Malgré le prestige de ses fonctions en Égypte, en 1897, sa nomination à la tête de la Délégation scientifique française en Perse – créée après la signature, en 1895, d’une convention réservant à la France les recherches archéologiques du pays – représente l’aboutissement de sa carrière. À Suse, contrairement à Dieulafoy, il s’attache à restituer l’histoire de la Perse avant les Perses, et ressuscite ainsi « l’histoire perdue de l’Élam ». Il aspire aussi, après avoir constaté la présence de silex taillés qu’il attribue à la période préhistorique, pouvoir atteindre des témoins des « origines ». Si, pendant quinze ans, Suse constitue le centre de l’activité de la Délégation, les premières années, en vertu de la convention, elle élargit son activité scientifique. Morgan organise un programme d’excursions et de prospections, notamment dans le nord du pays (1901), qu’il abandonne en partie, bridé par des moyens financiers qu’il juge insuffisants.

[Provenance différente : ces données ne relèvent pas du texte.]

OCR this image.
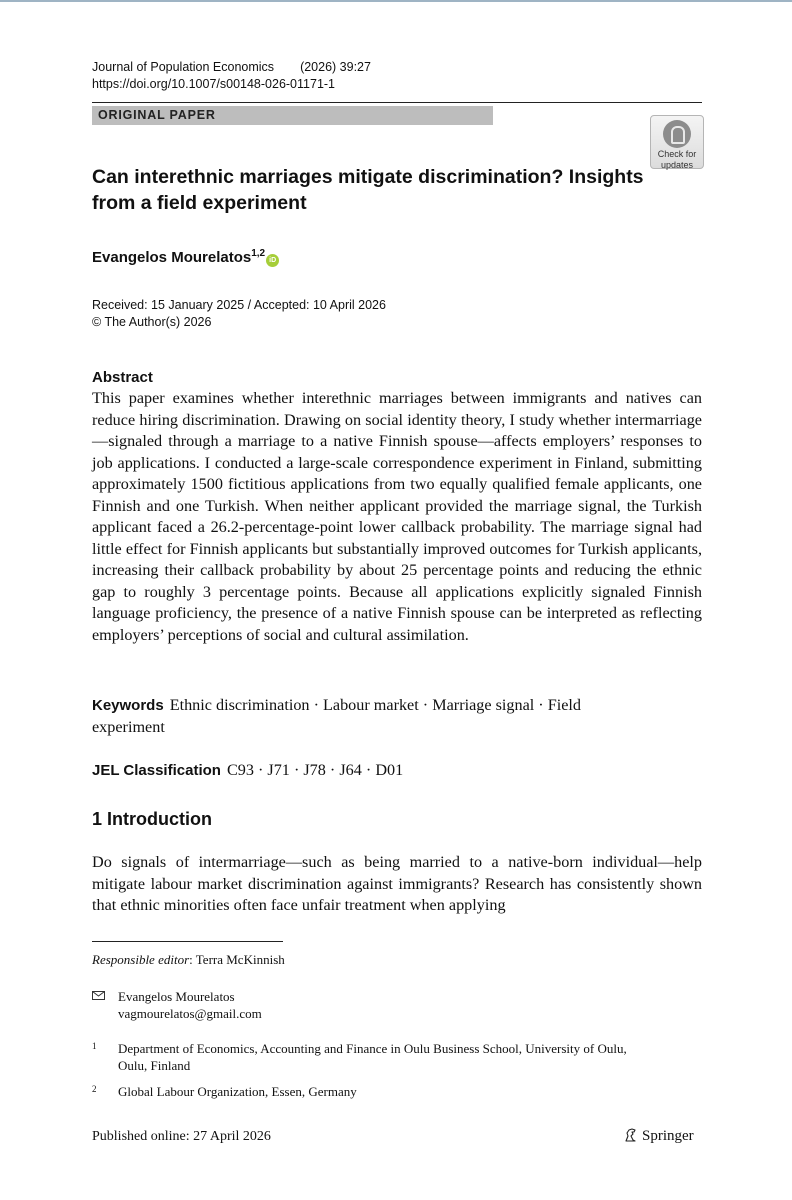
Journal of Population Economics (2026) 39:27
https://doi.org/10.1007/s00148-026-01171-1
ORIGINAL PAPER
Check for
updates
Can interethnic marriages mitigate discrimination? Insights from a field experiment
Evangelos Mourelatos$^{1,2}$iD
Received: 15 January 2025 / Accepted: 10 April 2026
© The Author(s) 2026
Abstract
This paper examines whether interethnic marriages between immigrants and natives can reduce hiring discrimination. Drawing on social identity theory, I study whether intermarriage—signaled through a marriage to a native Finnish spouse—affects employers’ responses to job applications. I conducted a large-scale correspondence experiment in Finland, submitting approximately 1500 fictitious applications from two equally qualified female applicants, one Finnish and one Turkish. When neither applicant provided the marriage signal, the Turkish applicant faced a 26.2-percentage-point lower callback probability. The marriage signal had little effect for Finnish applicants but substantially improved outcomes for Turkish applicants, increasing their callback probability by about 25 percentage points and reducing the ethnic gap to roughly 3 percentage points. Because all applications explicitly signaled Finnish language proficiency, the presence of a native Finnish spouse can be interpreted as reflecting employers’ perceptions of social and cultural assimilation.
Keywords Ethnic discrimination · Labour market · Marriage signal · Field experiment
JEL Classification C93 · J71 · J78 · J64 · D01
1 Introduction
Do signals of intermarriage—such as being married to a native-born individual—help mitigate labour market discrimination against immigrants? Research has consistently shown that ethnic minorities often face unfair treatment when applying
Responsible editor: Terra McKinnish
Evangelos Mourelatos
vagmourelatos@gmail.com
1 Department of Economics, Accounting and Finance in Oulu Business School, University of Oulu, Oulu, Finland
2 Global Labour Organization, Essen, Germany
Published online: 27 April 2026	Springer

Même si ses recherches sur les origines se révélèrent pour lui décevantes, les découvertes sont considérables, puisqu’elles mettent en lumière l’importance et l’originalité de la civilisation élamite. De plus, des monuments babyloniens d’époques diverses sont mis au jour – tels la stèle de Naram-Sin et le Code des lois de Hammurabi –, rapportés par les souverains élamites du XIIe siècle av. J.-C. de leurs raids en Mésopotamie. Toutefois ces succès, dont les témoins matériels enrichissent régulièrement le musée du Louvre, ne suffisent pas à assurer l’avenir de son œuvre. Attaqué par certains de ses collaborateurs, controversé en France par sa hiérarchie pour sa gestion financière et ses choix scientifiques et épuisé par ses séjours en Orient, Morgan démissionne le 12 octobre 1912 et met fin à sa vie d’homme de terrain.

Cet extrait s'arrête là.